Mazhar, Fuat, Özkan bugünlerde epeyce asabi. Mazeretleri var çünkü. Universal'la yeni bir plak anlaşması imzaladılar. Üstelik en geç Mart ayında kayıtları firmaya teslim edeceklerine dair söz verdiler. İşte bu asabi durumun ortasında, İş Sanat'ta Orion Senfoni Orkestrası ile verecekleri 30.Yıl Konseri'ni konuşmak için MFÖ'nün peşine düştük.

10 günlük takibin sonucunda, fotoğraf çekimi sırasında yakaladık. 20 dakikada 30 yılı konuşmayı denedik. İsterseniz parodi niyetine de okuyabilirsiniz. Serhan YEDİG

MFÖ hangi tarih ve olayı milat kabul ediyor?

- Fuat:
Mazhar'la 1966'da tanıştık. Bence MFÖ'nün miladı Özkan'ın bize katıldığı 1970 yılıdır.

- Mazhar: Hayır, hayır. Bence 1984, yani 'Diday Diday Day'ın yayımlanması. Bir gecede hayatımız değişti. Telefonlar susmak bilmiyordu. Hiç unutmuyorum, Fuat'ın evinde yaşıyoruz, mutfakta geçiyor hayat. Telefonlar çalıyordu sürekli. 'Ananı, avradını... ne oluyoruz yahu' demiştik. Eurovision'u küçümsüyorduk; ama bir gecede sesimizi Türkiye'ye duyurdu. Bence milat budur.

- Özkan: Bence milat 'Ele Güne Karşı' albümüdür.

Kaygısızlar'dan ayrılıp grubunuzu kurarken çıkış noktanız neydi; o günün müzik ortamında neye karşıydınız, neler size yakın geliyordu?

- Mazhar:
Cover parça, yani başkalarının şarkısını çalıp söylemek istemiyorduk. Kendi müziğimizi yapmak istedik.

- Fuat: Çok doğru. Aynı şeylerden zevk alıyorduk. Kendi şarkılarımızı söylemek istiyorduk.

- Özkan: Yıllar sonra 'Ele Güne Karşı Yapayalnız' albümünde bile sorun olmuştu bu konu. Kendi şarkılarımızı albüme koymak için prodüktörü ikna etmeye çalıştık. Türkçe söylediğimiz halde, siz Batı tarzı müzik yapıyorsunuz, dediler...

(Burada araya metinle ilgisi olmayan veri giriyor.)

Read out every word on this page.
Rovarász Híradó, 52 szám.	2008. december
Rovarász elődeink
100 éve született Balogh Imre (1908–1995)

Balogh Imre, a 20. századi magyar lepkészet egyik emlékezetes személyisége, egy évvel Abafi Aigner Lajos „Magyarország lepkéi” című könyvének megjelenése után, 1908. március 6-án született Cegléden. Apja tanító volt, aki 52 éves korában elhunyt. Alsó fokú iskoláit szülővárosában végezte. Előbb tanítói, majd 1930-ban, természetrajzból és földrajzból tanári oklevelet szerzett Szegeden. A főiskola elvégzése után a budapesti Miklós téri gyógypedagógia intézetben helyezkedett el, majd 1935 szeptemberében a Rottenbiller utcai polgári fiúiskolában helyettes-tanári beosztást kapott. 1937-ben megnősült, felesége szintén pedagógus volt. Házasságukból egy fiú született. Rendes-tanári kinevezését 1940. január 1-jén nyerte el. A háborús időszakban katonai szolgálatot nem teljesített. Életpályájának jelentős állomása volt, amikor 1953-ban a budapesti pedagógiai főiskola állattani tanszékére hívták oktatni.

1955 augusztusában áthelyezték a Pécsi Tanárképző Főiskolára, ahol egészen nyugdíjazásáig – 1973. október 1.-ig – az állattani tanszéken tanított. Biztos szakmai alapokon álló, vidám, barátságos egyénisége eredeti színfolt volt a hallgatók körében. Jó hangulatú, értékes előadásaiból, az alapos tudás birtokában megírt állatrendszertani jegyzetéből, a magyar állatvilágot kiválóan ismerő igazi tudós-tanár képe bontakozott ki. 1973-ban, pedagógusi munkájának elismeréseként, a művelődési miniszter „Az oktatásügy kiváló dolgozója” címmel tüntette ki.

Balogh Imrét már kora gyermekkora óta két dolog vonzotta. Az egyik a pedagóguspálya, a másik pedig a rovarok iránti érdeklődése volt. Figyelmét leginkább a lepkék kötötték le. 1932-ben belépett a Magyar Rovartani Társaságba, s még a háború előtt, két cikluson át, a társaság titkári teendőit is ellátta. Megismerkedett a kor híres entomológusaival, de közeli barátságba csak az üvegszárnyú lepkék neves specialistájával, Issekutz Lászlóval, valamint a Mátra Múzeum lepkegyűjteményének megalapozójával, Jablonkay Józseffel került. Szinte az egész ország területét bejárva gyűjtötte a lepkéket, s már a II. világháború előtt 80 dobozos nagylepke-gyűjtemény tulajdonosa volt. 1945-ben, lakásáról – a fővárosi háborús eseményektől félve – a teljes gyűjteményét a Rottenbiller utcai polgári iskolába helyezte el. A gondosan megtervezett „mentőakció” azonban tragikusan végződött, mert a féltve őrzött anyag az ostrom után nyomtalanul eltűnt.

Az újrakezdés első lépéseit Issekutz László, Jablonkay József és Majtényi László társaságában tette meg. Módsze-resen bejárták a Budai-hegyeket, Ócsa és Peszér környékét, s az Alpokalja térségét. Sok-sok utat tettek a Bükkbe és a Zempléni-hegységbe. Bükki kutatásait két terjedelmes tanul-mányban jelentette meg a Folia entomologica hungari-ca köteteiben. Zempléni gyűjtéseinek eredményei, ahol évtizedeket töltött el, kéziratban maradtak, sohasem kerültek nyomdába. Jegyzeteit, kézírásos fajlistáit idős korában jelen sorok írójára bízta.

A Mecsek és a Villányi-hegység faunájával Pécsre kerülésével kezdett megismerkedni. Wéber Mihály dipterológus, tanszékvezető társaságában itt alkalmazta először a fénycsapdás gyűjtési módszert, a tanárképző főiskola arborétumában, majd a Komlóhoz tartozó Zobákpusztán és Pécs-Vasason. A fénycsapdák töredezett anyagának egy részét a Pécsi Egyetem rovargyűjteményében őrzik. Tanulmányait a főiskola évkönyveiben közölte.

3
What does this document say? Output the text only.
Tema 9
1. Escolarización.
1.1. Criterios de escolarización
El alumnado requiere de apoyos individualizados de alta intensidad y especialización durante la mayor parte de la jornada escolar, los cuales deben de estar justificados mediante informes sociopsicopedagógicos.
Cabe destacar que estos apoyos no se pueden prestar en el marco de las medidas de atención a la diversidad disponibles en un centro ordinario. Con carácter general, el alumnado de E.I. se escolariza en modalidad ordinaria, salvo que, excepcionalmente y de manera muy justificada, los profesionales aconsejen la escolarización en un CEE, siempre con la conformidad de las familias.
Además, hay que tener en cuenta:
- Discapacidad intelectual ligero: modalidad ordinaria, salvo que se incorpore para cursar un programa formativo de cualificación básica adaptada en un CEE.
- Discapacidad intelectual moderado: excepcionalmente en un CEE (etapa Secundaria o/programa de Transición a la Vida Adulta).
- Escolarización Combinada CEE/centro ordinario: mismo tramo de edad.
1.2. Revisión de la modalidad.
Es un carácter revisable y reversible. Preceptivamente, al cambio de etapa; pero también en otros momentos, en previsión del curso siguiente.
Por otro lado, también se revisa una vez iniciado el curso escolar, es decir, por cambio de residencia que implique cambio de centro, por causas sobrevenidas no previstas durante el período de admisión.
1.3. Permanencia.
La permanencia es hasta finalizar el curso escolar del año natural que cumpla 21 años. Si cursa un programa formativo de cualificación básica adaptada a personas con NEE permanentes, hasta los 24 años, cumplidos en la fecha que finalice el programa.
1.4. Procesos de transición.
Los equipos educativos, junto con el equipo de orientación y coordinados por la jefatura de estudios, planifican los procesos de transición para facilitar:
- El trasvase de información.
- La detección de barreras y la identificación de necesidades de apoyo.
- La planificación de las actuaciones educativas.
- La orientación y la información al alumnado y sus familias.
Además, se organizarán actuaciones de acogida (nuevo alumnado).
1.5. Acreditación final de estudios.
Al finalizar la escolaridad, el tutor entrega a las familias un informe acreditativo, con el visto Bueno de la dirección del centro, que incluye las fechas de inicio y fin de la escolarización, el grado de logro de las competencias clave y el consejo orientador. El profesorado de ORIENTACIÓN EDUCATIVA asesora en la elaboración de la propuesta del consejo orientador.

- Mazhar:Şimdi bu arkeolojik konuşmaları bırakalım... Bu konuyu geçelim. Utanmasam Kaygısızlar'ı çoktan unuttuğumu söyleyeceğim. Siz hatırlatmasanız hatırlayamazdım.

TÜM AYNALARI KIRMIŞTIK

Şöhret sonrasında yaşadığınız ilk gerilim ya da başka bir sebepten cinnet geçirip 'lanet olsun' dediğiniz an?

- Mazhar:
Egemen Bostancı'yla çalışırken böyle bir cinnet yaşanmıştı. Şan Tiyatrosu'nda ilk roller küçüktü. Kuliste yerimiz tuvaletin yanındaki odaydı. Aradan yıllar geçti ve bir gün assolist odasına ulaştık. Rock grubu olmamızdan gelen enerjiyle odadaki tüm aynaları kırdık. Odayı yıktık resmen. Çok içkiliydik, yaptığımızı hatırlamıyoruz... (Gülüyor) Egemen Bostancı'ya söylemişler. Canları sağolsun, demiş. Bizden çok para kazanmıştı.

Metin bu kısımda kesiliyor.